The 1887 Buchner Gold Coin set is a unique issue. The set includes 143 baseball cards and has been famous for being a set that includes generic images of players. That assumption, however, isn’t really correct.
Introduction to the 1887 Buchner Gold Coin Set
If you’re unfamiliar with it, the 1887 Buchner Gold Coin set features some of baseball’s earliest players. While trade cards featuring non-specific players were all the rage in the 1880s, the Buchner Gold Coin set was one of the first to picture actual professional players. Jefferson Burdick classified it as N284 in the American Card Catalog.
While the baseball cards are the real prize here, the set actually includes other subjects as well, including jockeys, policemen, and actors. The baseball cards are the most desirable, obviously, but the others are collected, too.
The set is often cited for using generic images of players. The biggest reason for that is because many of the cards duplicated the poses. But does that mean the pictures weren’t meant to feature different players?
Real Pictures of Real Players
At first glance, it seems like the set features generic players. Many of the pictures look exactly the same and run together. Many were interchangeable, it seemed, and that fed into the idea that these weren’t real player-specific cards despite the fact that they used players’ real names, teams, and uniforms. However, I don’t believe this should be considered a ‘generic’ set by any means for a few reasons.
1. Many poses didn’t vary … but the pictures did
The biggest reason this is called a set with generic images is because many poses were recycled for different players. But the cards weren’t identical, or even close to it.
First, player faces changed. You can tell the creators of this set tried to make the cards as specific as possible because the visages weren’t all the same, even for the cards with the same pose. Players with mustaches had them on the cards while players without them in real life did not.
The set even took things a step further. Even players that had mustaches had cards with variances in the mustaches, as seen here in two cards for Sid Farrar and Roger Connor.
To further differentiate players, each picture featured the player in his proper team uniform. These weren’t simply one-size-fits-all uniforms, either. Not only is the player’s actual team printed on it, but the uniforms vary from player to player, even in cards utilizing the same pose as shown here. Further, it’s not as if the backgrounds were the same, either.
The poses were the same. There’s no doubt about that. But while the company saved some money by using the same poses over and over, they also did everything else they could to differentiate the cards to make them player-specific.
2. Many poses were unique
Because many of the images were repeated, one thing that gets lost in the shuffle is the fact that many images are actually unique and used only one time. Recently, I wrote about probably my favorite card in the set, the horizontal image of George Wood. But there are several more images that were not reused, either.

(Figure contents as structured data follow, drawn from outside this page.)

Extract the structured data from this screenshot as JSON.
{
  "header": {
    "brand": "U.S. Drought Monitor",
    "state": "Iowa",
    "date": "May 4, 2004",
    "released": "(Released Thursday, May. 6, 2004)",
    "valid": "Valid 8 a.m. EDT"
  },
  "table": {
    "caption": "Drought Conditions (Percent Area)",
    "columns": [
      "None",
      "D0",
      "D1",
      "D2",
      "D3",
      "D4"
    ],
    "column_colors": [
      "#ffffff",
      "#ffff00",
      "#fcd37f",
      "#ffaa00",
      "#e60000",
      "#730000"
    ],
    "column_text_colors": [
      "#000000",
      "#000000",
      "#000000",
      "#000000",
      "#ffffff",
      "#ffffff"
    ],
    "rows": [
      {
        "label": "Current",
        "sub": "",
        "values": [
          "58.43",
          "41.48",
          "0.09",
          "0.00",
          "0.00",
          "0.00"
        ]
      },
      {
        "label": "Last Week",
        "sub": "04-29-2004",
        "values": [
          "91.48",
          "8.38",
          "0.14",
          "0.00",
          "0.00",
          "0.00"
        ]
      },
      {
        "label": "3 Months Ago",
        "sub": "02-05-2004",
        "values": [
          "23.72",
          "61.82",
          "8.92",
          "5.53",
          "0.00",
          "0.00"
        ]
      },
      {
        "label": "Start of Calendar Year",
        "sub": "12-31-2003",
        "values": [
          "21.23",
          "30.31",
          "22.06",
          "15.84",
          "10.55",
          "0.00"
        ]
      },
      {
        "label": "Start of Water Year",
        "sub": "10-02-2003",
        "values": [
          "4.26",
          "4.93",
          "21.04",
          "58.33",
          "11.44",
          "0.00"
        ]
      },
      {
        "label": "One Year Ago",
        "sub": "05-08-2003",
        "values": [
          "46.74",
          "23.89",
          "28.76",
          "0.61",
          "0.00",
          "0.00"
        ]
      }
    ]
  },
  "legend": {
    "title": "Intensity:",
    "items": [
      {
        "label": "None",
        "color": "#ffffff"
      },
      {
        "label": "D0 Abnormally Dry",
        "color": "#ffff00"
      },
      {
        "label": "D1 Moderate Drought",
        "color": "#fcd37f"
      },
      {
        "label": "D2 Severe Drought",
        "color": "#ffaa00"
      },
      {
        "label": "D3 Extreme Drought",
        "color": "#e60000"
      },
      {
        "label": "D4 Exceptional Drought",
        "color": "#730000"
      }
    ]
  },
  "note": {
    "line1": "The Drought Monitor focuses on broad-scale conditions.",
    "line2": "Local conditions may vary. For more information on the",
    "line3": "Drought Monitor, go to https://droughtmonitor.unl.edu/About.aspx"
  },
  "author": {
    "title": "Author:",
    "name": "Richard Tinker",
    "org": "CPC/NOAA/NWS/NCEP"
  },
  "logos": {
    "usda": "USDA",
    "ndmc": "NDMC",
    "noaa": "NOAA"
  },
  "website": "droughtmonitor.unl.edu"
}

The most unique card actually might belong to St. Louis Browns president Chris von der Ahe. His card is the only portrait in the set and features him in a suit against a plain background.
Those aren’t all, though. In fact, dozens of cards in the set have different pictures that are not used among other players. The set gets a bad rap for being a generic issue since some of the pictures are repeated. But to call it a generic set and leave it at that is an overgeneralization.
It seems like the set is punished for not having the detail of other sets but that’s not really fair. After all, why should we consider cards with poses not duplicated to be generic in any way? If we are, we might as well call the von der Ahe card generic as well – and it clearly isn’t.
3. Jefferson Burdick didn’t appear to think the set featured generic players
I might not be the only person to share this opinion. Jefferson Burdick, author of the American Card Catalog, didn’t indicate that these cards were generic in terms of the images. At least he didn’t say as much.
That might not seem like anything but consider his description of the E91 American Caramel set. Burdick not only mentioned that the release included 33 different images for 99 players, but he also called it a ‘faked design.’ No such characterization exists in his book for this set. Burdick didn’t give this set the same generic tag as he did that one and that’s probably with good reason.
Those cards didn’t have nearly the same kind of variances as found in this set.
In the end, while it’s understandable where the generic tag came from, it’s not really accurate once you take a closer look at the set. Grouping this together with sets such as the E91 American Caramel set isn’t accurate, even if a few of the poses are the same.